The Yevhen Lazarenko Museum is one of the oldest museums in Lviv, founded in 1852 by Hyacinthe Lobazhevsky, a professor of natural history. Here you can see large crystals of topaz, quartz, and beryl from Volyn, as well as minerals from the Urals and Central Asia. The museum's collection includes more than 14 thousand mineral samples. The museum is decorated with unique exhibits of mineral samples, including a giant crystal (160 kilograms) of apatite from the Transbaikal rocks.
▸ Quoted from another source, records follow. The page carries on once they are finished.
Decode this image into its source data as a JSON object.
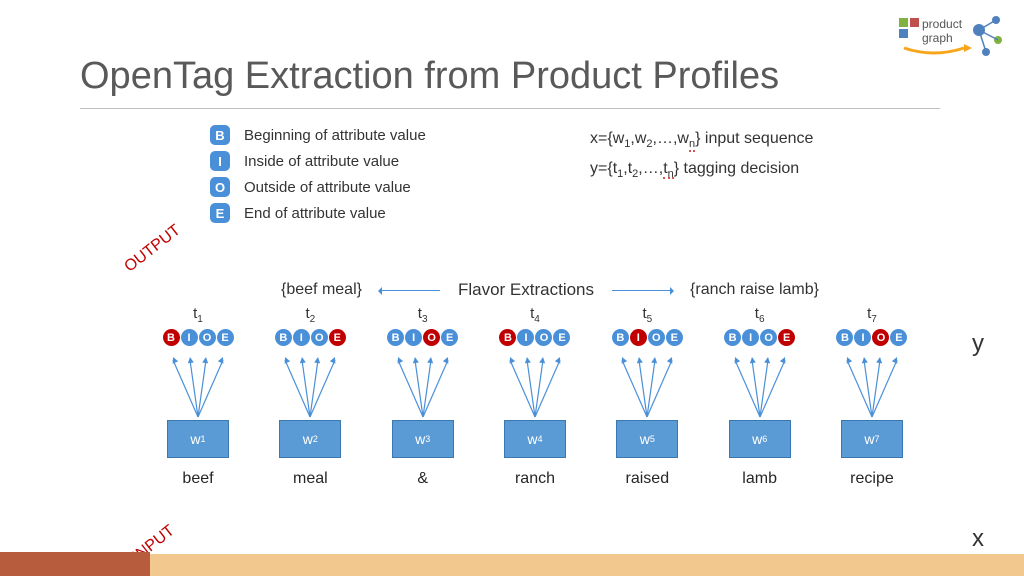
{
  "title": "OpenTag Extraction from Product Profiles",
  "logo": {
    "text1": "product",
    "text2": "graph"
  },
  "legend": [
    {
      "tag": "B",
      "desc": "Beginning of attribute value"
    },
    {
      "tag": "I",
      "desc": "Inside of attribute value"
    },
    {
      "tag": "O",
      "desc": "Outside of attribute value"
    },
    {
      "tag": "E",
      "desc": "End of attribute value"
    }
  ],
  "notation": {
    "x_prefix": "x={w",
    "y_prefix": "y={t",
    "seq_mid": ",…,",
    "x_end": "} input sequence",
    "y_end": "} tagging decision",
    "sub1": "1",
    "sub2": "2",
    "subn": "n",
    "x_last_sym": "w",
    "y_last_sym": "t"
  },
  "flavor": {
    "title": "Flavor Extractions",
    "left": "{beef meal}",
    "right": "{ranch raise lamb}"
  },
  "labels": {
    "output": "OUTPUT",
    "input": "INPUT",
    "y": "y",
    "x": "x"
  },
  "columns": [
    {
      "t": "1",
      "w": "1",
      "word": "beef",
      "active": "B"
    },
    {
      "t": "2",
      "w": "2",
      "word": "meal",
      "active": "E"
    },
    {
      "t": "3",
      "w": "3",
      "word": "&",
      "active": "O"
    },
    {
      "t": "4",
      "w": "4",
      "word": "ranch",
      "active": "B"
    },
    {
      "t": "5",
      "w": "5",
      "word": "raised",
      "active": "I"
    },
    {
      "t": "6",
      "w": "6",
      "word": "lamb",
      "active": "E"
    },
    {
      "t": "7",
      "w": "7",
      "word": "recipe",
      "active": "O"
    }
  ],
  "bioe_letters": [
    "B",
    "I",
    "O",
    "E"
  ],
  "t_sym": "t",
  "w_sym": "w",
  "comma": ","
}
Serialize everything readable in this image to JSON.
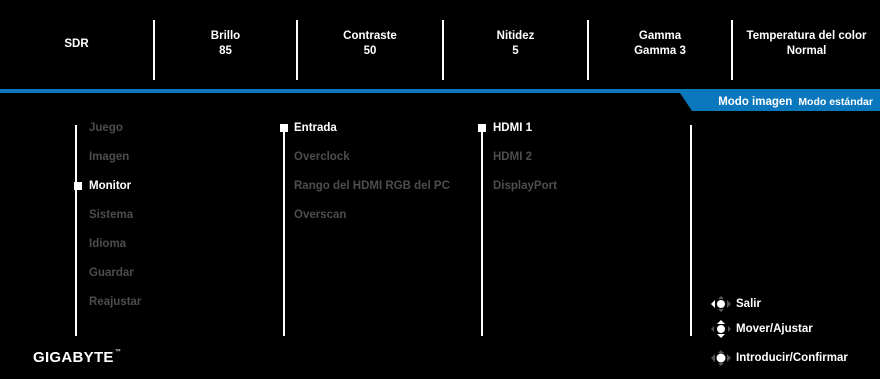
{
  "header": [
    {
      "title": "SDR",
      "value": ""
    },
    {
      "title": "Brillo",
      "value": "85"
    },
    {
      "title": "Contraste",
      "value": "50"
    },
    {
      "title": "Nitidez",
      "value": "5"
    },
    {
      "title": "Gamma",
      "value": "Gamma 3"
    },
    {
      "title": "Temperatura del color",
      "value": "Normal"
    }
  ],
  "mode_tab": {
    "label": "Modo imagen",
    "value": "Modo estándar"
  },
  "menu": {
    "selected_index": 2,
    "items": [
      "Juego",
      "Imagen",
      "Monitor",
      "Sistema",
      "Idioma",
      "Guardar",
      "Reajustar"
    ]
  },
  "submenu": {
    "selected_index": 0,
    "items": [
      "Entrada",
      "Overclock",
      "Rango del HDMI RGB del PC",
      "Overscan"
    ]
  },
  "options": {
    "selected_index": 0,
    "items": [
      "HDMI 1",
      "HDMI 2",
      "DisplayPort"
    ]
  },
  "brand": {
    "name": "GIGABYTE",
    "trademark": "™"
  },
  "controls": [
    {
      "label": "Salir",
      "icon": "joystick-left-icon"
    },
    {
      "label": "Mover/Ajustar",
      "icon": "joystick-updown-icon"
    },
    {
      "label": "Introducir/Confirmar",
      "icon": "joystick-press-icon"
    }
  ],
  "colors": {
    "background": "#000000",
    "accent": "#0b78be",
    "text_active": "#ffffff",
    "text_inactive": "#4d4d4d"
  }
}
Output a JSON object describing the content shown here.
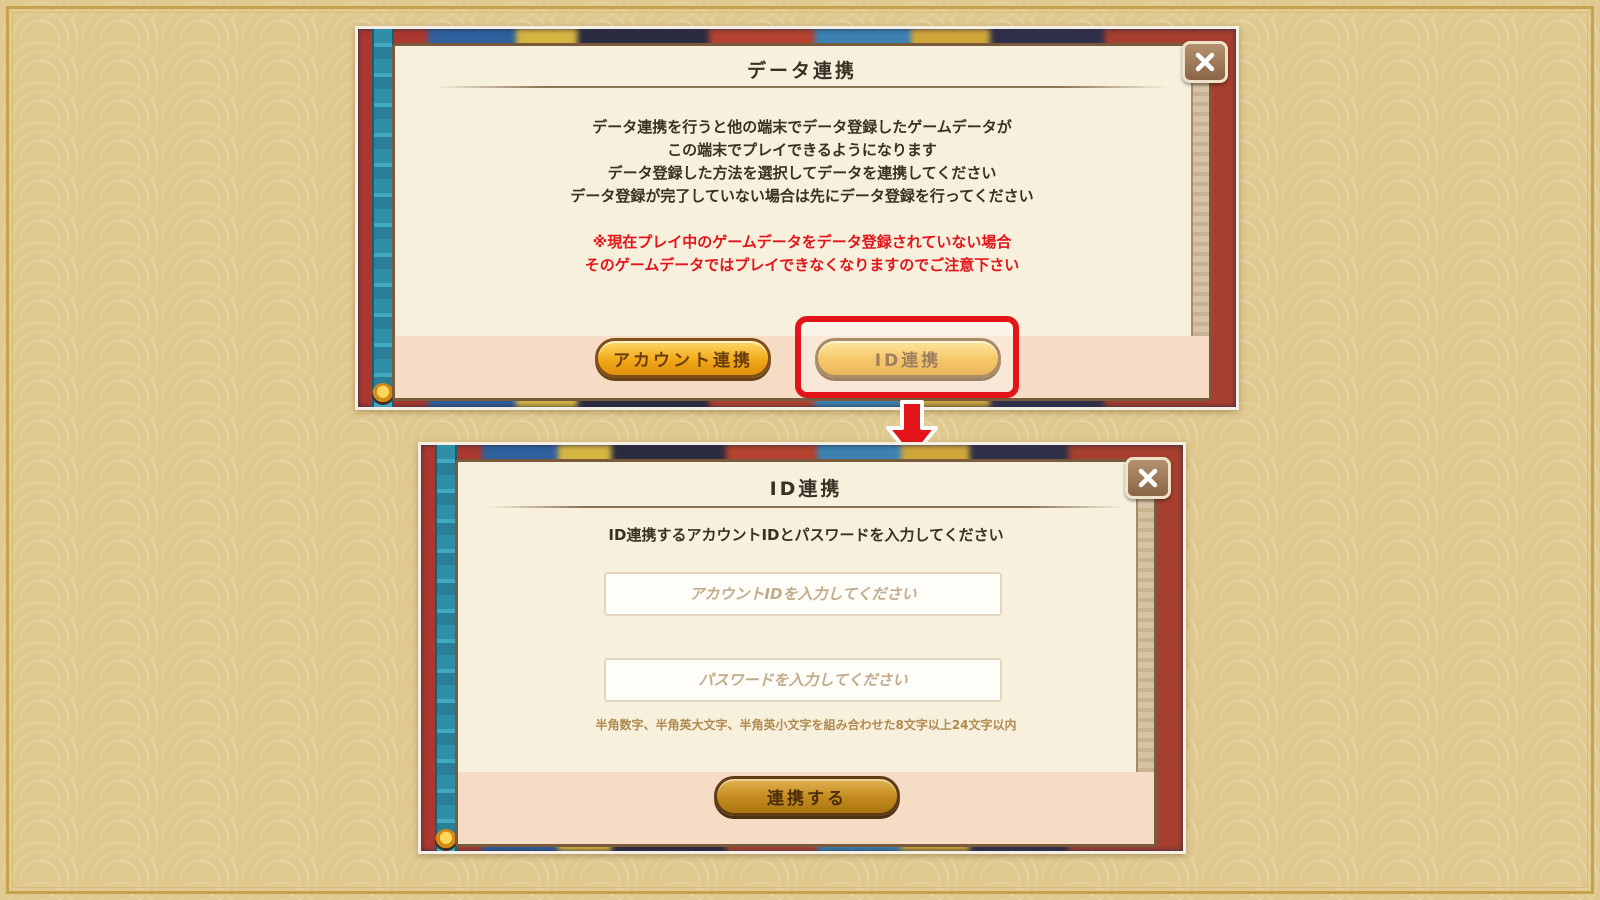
{
  "dialog1": {
    "title": "データ連携",
    "message_lines": [
      "データ連携を行うと他の端末でデータ登録したゲームデータが",
      "この端末でプレイできるようになります",
      "データ登録した方法を選択してデータを連携してください",
      "データ登録が完了していない場合は先にデータ登録を行ってください"
    ],
    "warning_lines": [
      "※現在プレイ中のゲームデータをデータ登録されていない場合",
      "そのゲームデータではプレイできなくなりますのでご注意下さい"
    ],
    "account_button_label": "アカウント連携",
    "id_button_label": "ID連携",
    "close_icon": "close-icon"
  },
  "dialog2": {
    "title": "ID連携",
    "instruction": "ID連携するアカウントIDとパスワードを入力してください",
    "account_id_placeholder": "アカウントIDを入力してください",
    "password_placeholder": "パスワードを入力してください",
    "password_hint": "半角数字、半角英大文字、半角英小文字を組み合わせた8文字以上24文字以内",
    "submit_button_label": "連携する",
    "close_icon": "close-icon"
  },
  "annotation": {
    "highlight_color": "#e3141a",
    "arrow_icon": "arrow-down-icon"
  },
  "colors": {
    "background": "#e0c98e",
    "paper": "#f7f0dc",
    "footer": "#f6dcc4",
    "button_gold": "#f1a919",
    "warning_text": "#e3141a"
  }
}
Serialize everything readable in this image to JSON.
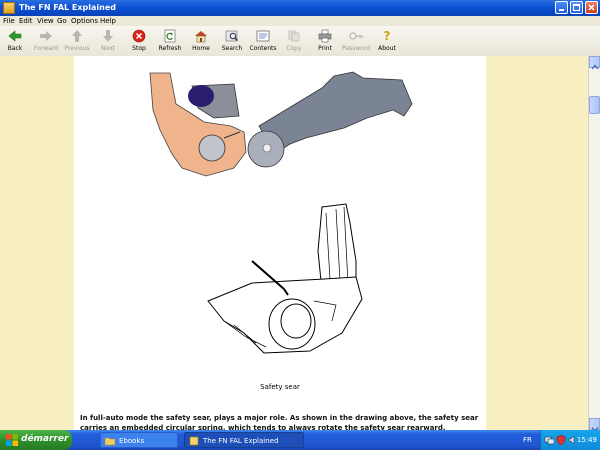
{
  "window": {
    "title": "The FN FAL Explained"
  },
  "menu": [
    "File",
    "Edit",
    "View",
    "Go",
    "Options",
    "Help"
  ],
  "toolbar": [
    {
      "label": "Back",
      "icon": "back-arrow-icon",
      "enabled": true
    },
    {
      "label": "Forward",
      "icon": "forward-arrow-icon",
      "enabled": false
    },
    {
      "label": "Previous",
      "icon": "previous-arrow-icon",
      "enabled": false
    },
    {
      "label": "Next",
      "icon": "next-arrow-icon",
      "enabled": false
    },
    {
      "label": "Stop",
      "icon": "stop-icon",
      "enabled": true
    },
    {
      "label": "Refresh",
      "icon": "refresh-icon",
      "enabled": true
    },
    {
      "label": "Home",
      "icon": "home-icon",
      "enabled": true
    },
    {
      "label": "Search",
      "icon": "search-icon",
      "enabled": true
    },
    {
      "label": "Contents",
      "icon": "contents-icon",
      "enabled": true
    },
    {
      "label": "Copy",
      "icon": "copy-icon",
      "enabled": false
    },
    {
      "label": "Print",
      "icon": "print-icon",
      "enabled": true
    },
    {
      "label": "Password",
      "icon": "password-icon",
      "enabled": false
    },
    {
      "label": "About",
      "icon": "about-icon",
      "enabled": true
    }
  ],
  "content": {
    "caption": "Safety sear",
    "body_text": "In full-auto mode the safety sear, plays a major role. As shown in the drawing above, the safety sear carries an embedded circular spring, which tends to always rotate the safety sear rearward."
  },
  "taskbar": {
    "start_label": "démarrer",
    "tasks": [
      {
        "label": "Ebooks",
        "icon": "folder-icon"
      },
      {
        "label": "The FN FAL Explained",
        "icon": "ebook-icon"
      }
    ],
    "language": "FR",
    "clock": "15:49"
  },
  "colors": {
    "page_background": "#f8efc2",
    "part_orange": "#f0b48c",
    "part_gray": "#7b8494",
    "part_navy": "#2a1f6e"
  }
}
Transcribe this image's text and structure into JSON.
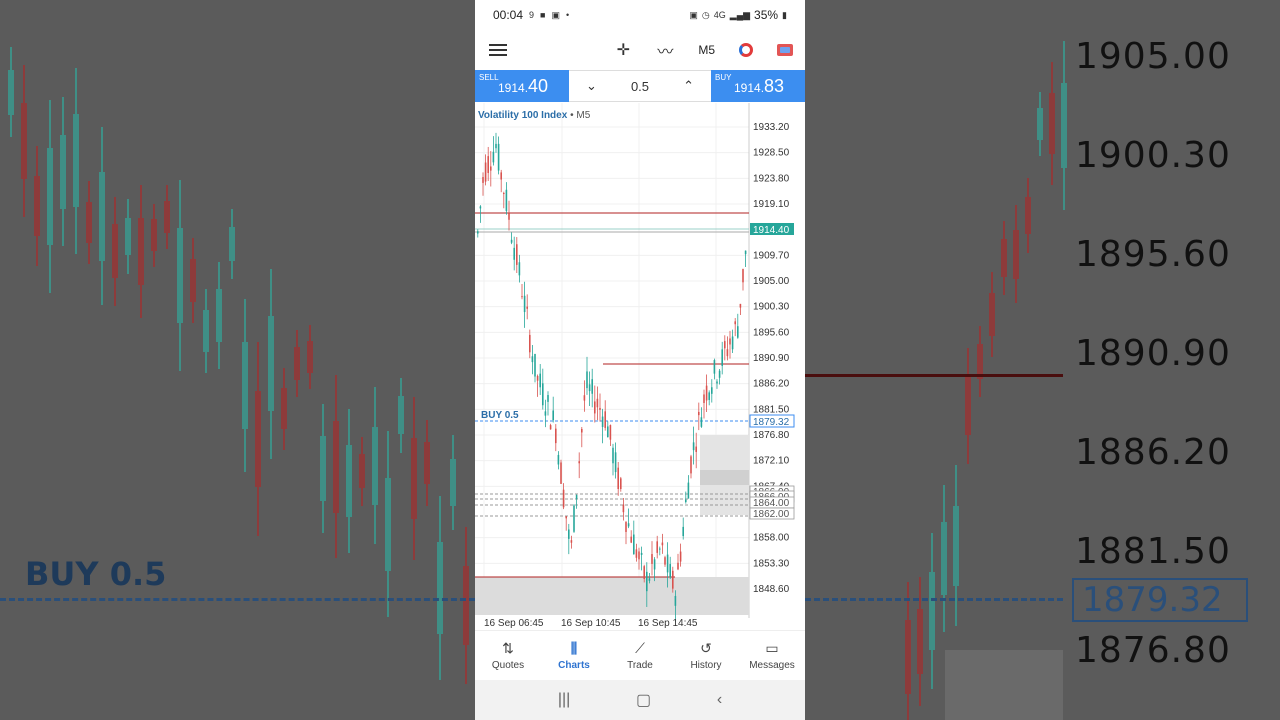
{
  "status": {
    "time": "00:04",
    "battery": "35%",
    "network": "4G"
  },
  "toolbar": {
    "timeframe": "M5",
    "menu_icon": "hamburger-icon",
    "crosshair_icon": "crosshair-icon",
    "indicator_icon": "indicator-icon",
    "objects_icon": "color-circle-icon",
    "trade_icon": "one-click-trading-icon"
  },
  "trade": {
    "sell_label": "SELL",
    "sell_price_main": "1914.",
    "sell_price_big": "40",
    "buy_label": "BUY",
    "buy_price_main": "1914.",
    "buy_price_big": "83",
    "volume": "0.5"
  },
  "chart": {
    "symbol": "Volatility 100 Index",
    "timeframe": "• M5",
    "position_label": "BUY 0.5",
    "position_price": "1879.32",
    "current_price": "1914.40",
    "price_labels": [
      "1933.20",
      "1928.50",
      "1923.80",
      "1919.10",
      "1909.70",
      "1905.00",
      "1900.30",
      "1895.60",
      "1890.90",
      "1886.20",
      "1881.50",
      "1876.80",
      "1872.10",
      "1867.40",
      "1858.00",
      "1853.30",
      "1848.60"
    ],
    "box_labels": [
      "1866.00",
      "1866.00",
      "1864.00",
      "1862.00"
    ],
    "time_labels": [
      "16 Sep 06:45",
      "16 Sep 10:45",
      "16 Sep 14:45"
    ]
  },
  "nav": [
    {
      "label": "Quotes",
      "icon": "arrows-updown-icon"
    },
    {
      "label": "Charts",
      "icon": "candles-icon",
      "active": true
    },
    {
      "label": "Trade",
      "icon": "trend-line-icon"
    },
    {
      "label": "History",
      "icon": "history-icon"
    },
    {
      "label": "Messages",
      "icon": "messages-icon"
    }
  ],
  "background": {
    "price_labels": [
      "1905.00",
      "1900.30",
      "1895.60",
      "1890.90",
      "1886.20",
      "1881.50",
      "1876.80"
    ],
    "buy_label": "BUY 0.5",
    "position_price": "1879.32"
  },
  "colors": {
    "bull": "#26a69a",
    "bear": "#d9534f",
    "accent": "#3c8ef0",
    "redline": "#b22222"
  }
}
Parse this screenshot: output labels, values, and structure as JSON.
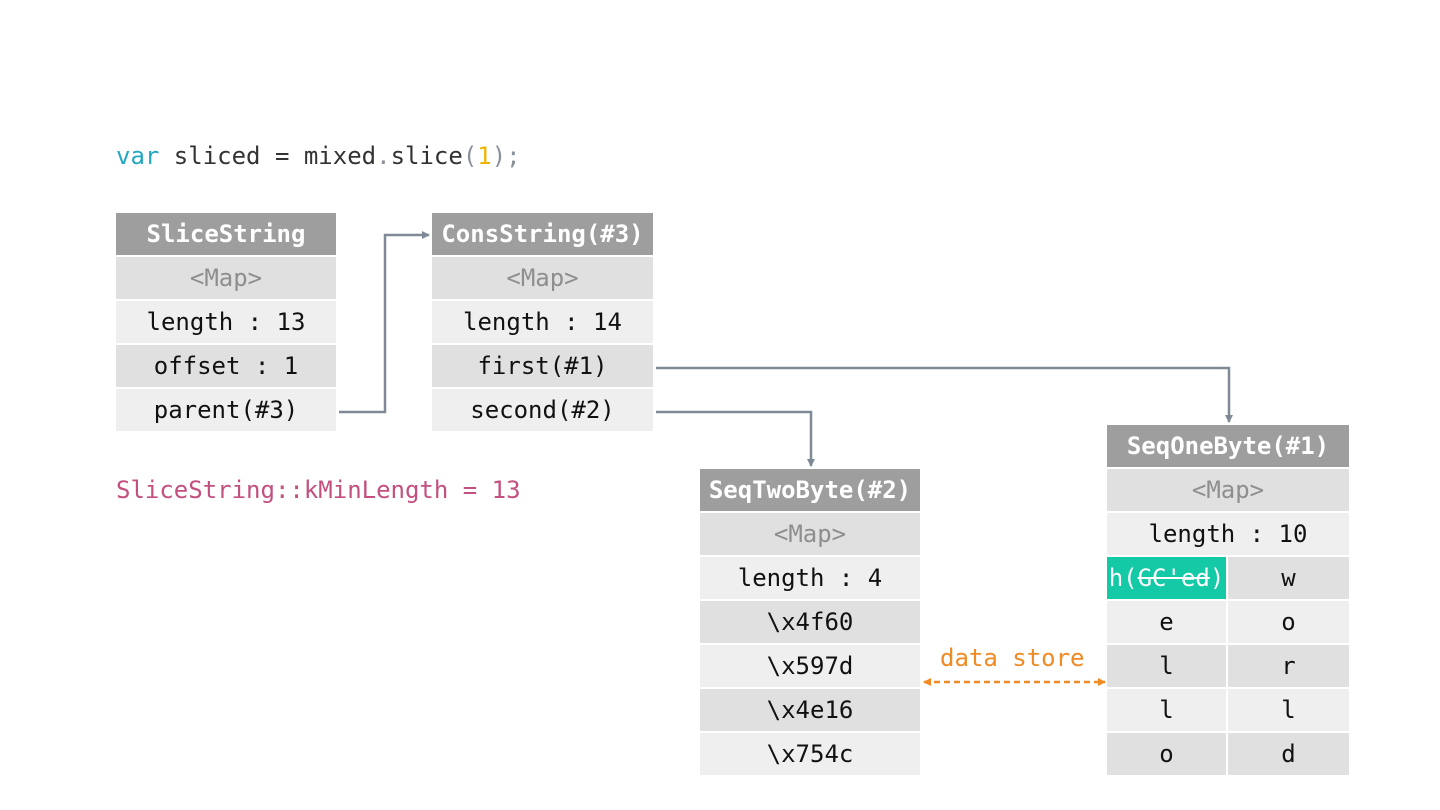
{
  "code": {
    "keyword": "var",
    "rest_before_call": " sliced = mixed",
    "dot": ".",
    "method": "slice",
    "open_paren": "(",
    "arg": "1",
    "close": ");"
  },
  "constant_note": "SliceString::kMinLength = 13",
  "slice_string": {
    "title": "SliceString",
    "rows": [
      "<Map>",
      "length : 13",
      "offset : 1",
      "parent(#3)"
    ]
  },
  "cons_string": {
    "title": "ConsString(#3)",
    "rows": [
      "<Map>",
      "length : 14",
      "first(#1)",
      "second(#2)"
    ]
  },
  "seq_two_byte": {
    "title": "SeqTwoByte(#2)",
    "rows": [
      "<Map>",
      "length : 4",
      "\\x4f60",
      "\\x597d",
      "\\x4e16",
      "\\x754c"
    ]
  },
  "seq_one_byte": {
    "title": "SeqOneByte(#1)",
    "map": "<Map>",
    "length": "length : 10",
    "gc_cell": {
      "char": "h",
      "open": "(",
      "gc": "GC'ed",
      "close": ")"
    },
    "gc_right": "w",
    "pairs": [
      [
        "e",
        "o"
      ],
      [
        "l",
        "r"
      ],
      [
        "l",
        "l"
      ],
      [
        "o",
        "d"
      ]
    ]
  },
  "link_label": "data store",
  "colors": {
    "header_bg": "#9e9e9e",
    "row_dark": "#e0e0e0",
    "row_light": "#efefef",
    "keyword": "#23a8c2",
    "number": "#f0b400",
    "constant": "#c3507f",
    "gc_highlight": "#14c9a6",
    "data_store": "#f08a24",
    "arrow": "#7f8a96"
  }
}
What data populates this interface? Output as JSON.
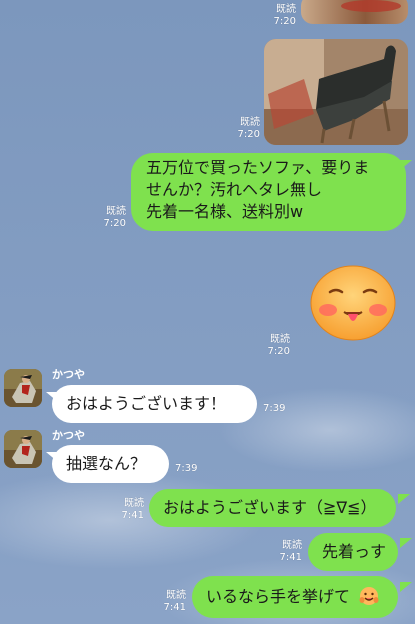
{
  "messages": [
    {
      "read": "既読",
      "time": "7:20"
    },
    {
      "read": "既読",
      "time": "7:20"
    },
    {
      "read": "既読",
      "time": "7:20",
      "lines": [
        "五万位で買ったソファ、要りま",
        "せんか？汚れヘタレ無し",
        "先着一名様、送料別w"
      ]
    },
    {
      "read": "既読",
      "time": "7:20",
      "sticker": "blushing-face-sticker-icon"
    },
    {
      "sender": "かつや",
      "text": "おはようございます！",
      "time": "7:39"
    },
    {
      "sender": "かつや",
      "text": "抽選なん？",
      "time": "7:39"
    },
    {
      "read": "既読",
      "time": "7:41",
      "text": "おはようございます（≧∇≦）"
    },
    {
      "read": "既読",
      "time": "7:41",
      "text": "先着っす"
    },
    {
      "read": "既読",
      "time": "7:41",
      "text": "いるなら手を挙げて",
      "emoji": "hands-raised-face-emoji-icon"
    }
  ],
  "colors": {
    "bubble_green": "#7fe14e",
    "bubble_white": "#ffffff",
    "background": "#7b96bd"
  }
}
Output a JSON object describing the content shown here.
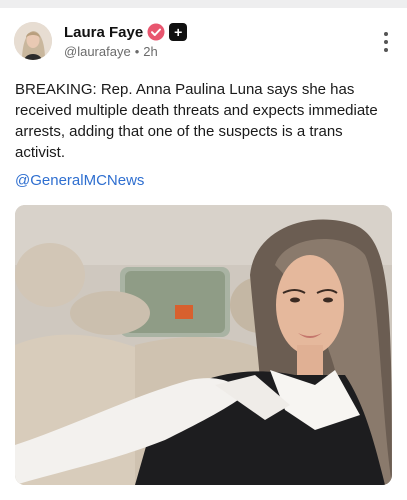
{
  "post": {
    "author_name": "Laura Faye",
    "handle": "@laurafaye",
    "separator": "•",
    "time": "2h",
    "text": "BREAKING: Rep. Anna Paulina Luna says she has received multiple death threats and expects immediate arrests, adding that one of the suspects is a trans activist.",
    "mention": "@GeneralMCNews",
    "plus_badge": "+"
  },
  "icons": {
    "verified": "verified-badge-icon",
    "menu": "more-vertical-icon"
  },
  "colors": {
    "verified": "#e8566f",
    "mention": "#2f6fd0"
  }
}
The museum's scientific highlight is the thematic showcase "Meteorites and Tektites of the World" opened in 1999. The museum has new minerals discovered in recent decades - lazarenkoite, serebrodolskite, fersmanite, gagarinite, as well as rare minerals discovered in Ukraine - syngenite, donbasite, karpatite, gautite and others.

Yevhen Lazarenko is a Ukrainian geologist and mineralogist. Honorary member of the Bulgarian Geological Society. He was born on December 26, 1912 in Kharkiv in the family of a worker. He received his higher education at Kharkiv University, graduating in 1934. He studied the mineralogical composition of lead-zinc deposits of the Nagolny Ridge in Donbas. In 1937, he successfully defended his PhD thesis. He was the first to find an organic mineral consisting entirely of coronene. In 1977, he substantiated the creation of the Podilsky Transnistrian National Park-Reserve. He died on January 1, 1979. He was buried in Kyiv at the Baikove Cemetery. A street in Lviv is named after him.

10:00-16:00, Saturday, Sunday - days off. Admission is free.